New Gemini Observatory Photos Show Comet ISON Speeding Towards the Sun
When the comet ISON enters the Sun's atmosphere this November the outcome is uncertain. Perhaps the million-degree temperatures of the corona will be the end of the speeding ball of ice and dust, or perhaps ISON will best the Icarus myth and emerge intact after flying so close the Sun. Either way, astronomers are interested.
A new series of images form Gemini Observatory shows the comet, formally named Comet C/2012 S1, speeding towards an uncomfortably close encounter with the Sun.
Data picked up by Gemini is providing astronomers with new information about ISON. The comet was only discovered in September 2012 by amateur Russian astronomers, its November rendezvous with the Sun will be its first and observers believe the star's heat will melt away some of the comet's exterior and reveal secrets inside.
"This comet is coming close to the Sun for the first time, and a 'volatile frosting' of ice may be coming off revealing a less active layer beneath. It is just now getting close enough to the Sun where water will erupt from the nucleus revealing ISON's inner secrets," Karen Meech, an astronomer University of Hawaii's Institute for Astronomy, said in a press statement.
On Nov. 28, ISON will make one of the closest passes ever recorded as a comet grazed the Sun, coming within 800,000 miles (1.3 million km) of the star's surface.
Meech said ISON "could still become spectacularly bright as it gets very close to the Sun." But she cautioned, "I'd be remiss, if I didn't add that it's still too early to predict what's going to happen with ISON since comets are notoriously unpredictable."
Whether ISON will survive grazing the Sun is up in the air, but if it does, it should be observable in the in the early morning sky in December and may become one of the brightest comets of the last 50 years, according to a press statement issued by the Gemini Observatory.

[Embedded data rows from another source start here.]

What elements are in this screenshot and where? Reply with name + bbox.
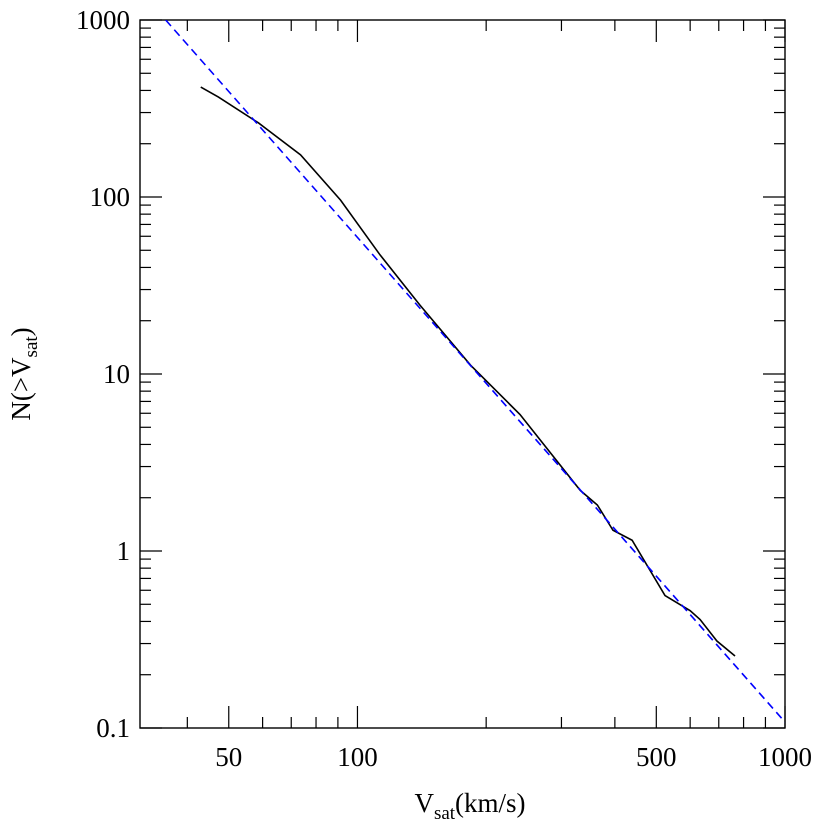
y-tick-label: 10 — [103, 359, 130, 389]
data-line — [165, 20, 785, 723]
y-tick-label: 1 — [117, 536, 131, 566]
y-tick-label: 1000 — [76, 5, 130, 35]
y-tick-label: 0.1 — [96, 713, 130, 743]
x-axis-label: Vsat(km/s) — [414, 788, 525, 824]
x-tick-label: 1000 — [758, 742, 812, 772]
y-axis-label: N(>Vsat) — [6, 327, 42, 420]
x-tick-label: 50 — [215, 742, 242, 772]
y-tick-label: 100 — [90, 182, 131, 212]
x-tick-label: 500 — [636, 742, 677, 772]
data-line — [200, 86, 736, 657]
x-tick-label: 100 — [337, 742, 378, 772]
plot-frame — [139, 19, 786, 729]
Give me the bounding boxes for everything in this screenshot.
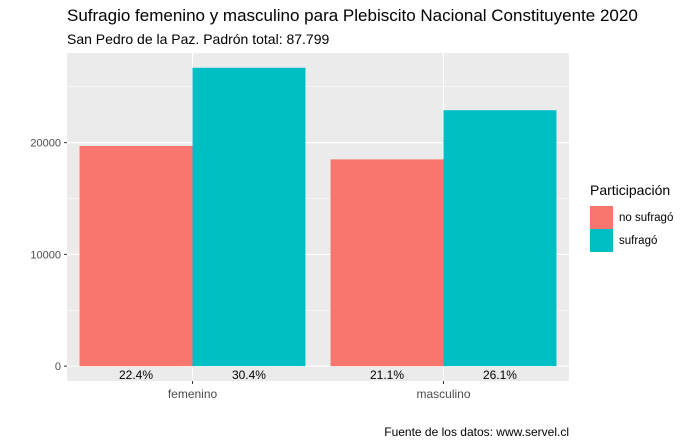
bar-label: 22.4% [119, 368, 153, 382]
bar [330, 159, 444, 367]
y-tick-label: 20000 [30, 138, 61, 150]
chart-caption: Fuente de los datos: www.servel.cl [384, 425, 569, 439]
legend-title: Participación [590, 182, 671, 198]
chart-subtitle: San Pedro de la Paz. Padrón total: 87.79… [67, 31, 330, 47]
y-tick-label: 10000 [30, 249, 61, 261]
legend-item-no-sufrago: no sufragó [590, 206, 673, 229]
bar-label: 21.1% [370, 368, 404, 382]
legend-label: no sufragó [619, 211, 674, 224]
legend-label: sufragó [619, 234, 658, 247]
x-tick-label: masculino [416, 387, 470, 401]
bar [79, 145, 193, 367]
legend: Participación no sufragó sufragó [590, 182, 673, 252]
bar [192, 67, 306, 367]
legend-key-sufrago [590, 229, 613, 252]
bar [443, 110, 557, 367]
x-tick-label: femenino [168, 387, 218, 401]
y-tick-label: 0 [55, 361, 61, 373]
legend-key-no-sufrago [590, 206, 613, 229]
legend-item-sufrago: sufragó [590, 229, 673, 252]
chart-title: Sufragio femenino y masculino para Plebi… [67, 6, 638, 25]
bar-label: 26.1% [483, 368, 517, 382]
bar-label: 30.4% [232, 368, 266, 382]
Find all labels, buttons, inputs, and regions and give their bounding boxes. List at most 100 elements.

The new photos (above) released by the observatory show ISON between 455-360 million miles (730-580 million kilometers) from the Sun.
Each image in the series, taken with the Gemini Multi-Object Spectrograph at the Gemini North telescope on Mauna Kea, Hawai'i, shows the comet in the far red part of the optical spectrum, which emphasizes the comet's dusty material already escaping from what astronomers describe as a "dirty snowball." The final image in the sequence, obtained in early May, consists of three images, including data from other parts of the optical spectrum, to produce a color composite image.